29 déc. 2025 à 13h30

Priorité aux piétons. À Paris comme ailleurs en France, les violences routières ont du mal à ralentir. Outre la prévention et les sanctions, l’aménagement de la voirie est un levier pour limiter le nombre de victimes. La traversée notamment est dans le viseur de l’Hôtel de Ville qui instaure par exemple des marquages au sol ou des feux avec décompte. Elle met en place aussi des moyens visant à améliorer la visibilité avec la suppression des places de stationnement situées à moins de cinq mètres en amont des passages piétons. Conformément à la loi d’orientation des Mobilités (LOM) votée en 2019. D’ici la fin de l’année 2026, 20 000 places de stationnement devront disparaître du paysage parisien.

Améliorer la visibilité

Les places destinées aux véhicules motorisés devront céder le terrain aux vélos ou aux bacs à fleurs. Ces derniers étant moins imposant que des voitures et camionnettes, ils permettront aux piétons d’observer convenablement la chaussée avant de traverser. Lorsqu’un véhicule est stationné devant un passage clouté, il crée en effet un angle mort pour le piéton qui doit, parfois, avancer à l’aveugle pour vérifier le trafic. Sans oublier que les conducteurs eux-mêmes manquent alors de visibilité, d’autant plus avec le passage à l’heure d’hiver quand la luminosité baisse entre 17 h et 19 h, au moment des sorties d’école et du travail.

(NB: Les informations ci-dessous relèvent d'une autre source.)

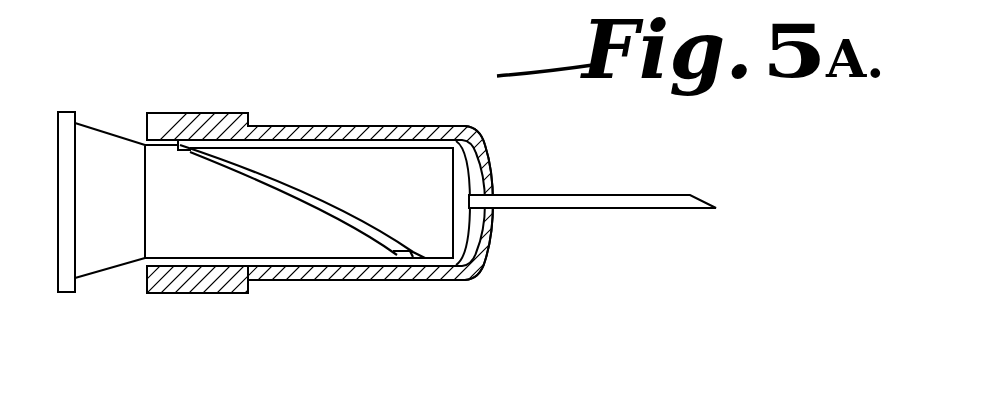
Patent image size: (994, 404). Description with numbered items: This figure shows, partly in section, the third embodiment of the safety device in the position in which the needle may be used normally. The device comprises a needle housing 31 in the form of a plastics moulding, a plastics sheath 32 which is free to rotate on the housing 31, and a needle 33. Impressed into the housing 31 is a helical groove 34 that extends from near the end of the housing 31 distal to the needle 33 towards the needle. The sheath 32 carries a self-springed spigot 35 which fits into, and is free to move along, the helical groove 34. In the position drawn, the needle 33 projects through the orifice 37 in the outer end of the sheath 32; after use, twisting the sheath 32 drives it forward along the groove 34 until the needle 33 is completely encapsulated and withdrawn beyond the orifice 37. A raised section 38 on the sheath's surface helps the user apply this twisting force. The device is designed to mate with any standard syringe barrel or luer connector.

The needle housing 31 is at (365, 173).
The plastics sheath 32 is at (417, 272).
The needle 33 is at (597, 197).
The helical groove 34 is at (278, 195).
The self-springed spigot 35 is at (185, 140).
The orifice 37 is at (487, 190).
The raised section 38 is at (213, 293).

La suppression du stationnement près des passages piétons s’inscrit dans l’article 52 de la loi de 2019 visant in fine à réformer en profondeur les politiques de mobilités. Elle impose aux communes « d’assurer la sécurité des cheminements des piétons » à travers « la réalisation de travaux d’aménagement, de réhabilitation et de réfection des chaussées » à effectuer au plus tard le 31 décembre 2026. Pour rappel, Paris compte 40 000 passages piétons.

Selon le bilan de la Direction régionale et interdépartementale de l’environnement, de l’aménagement et des transports (Drieat) d’Île-de-France, publié en juillet 2025, les piétons sont les premières victimes des violences routières. Avec 14 morts en 2024 à Paris, cela fait environ un mort toutes les trois à quatre semaines.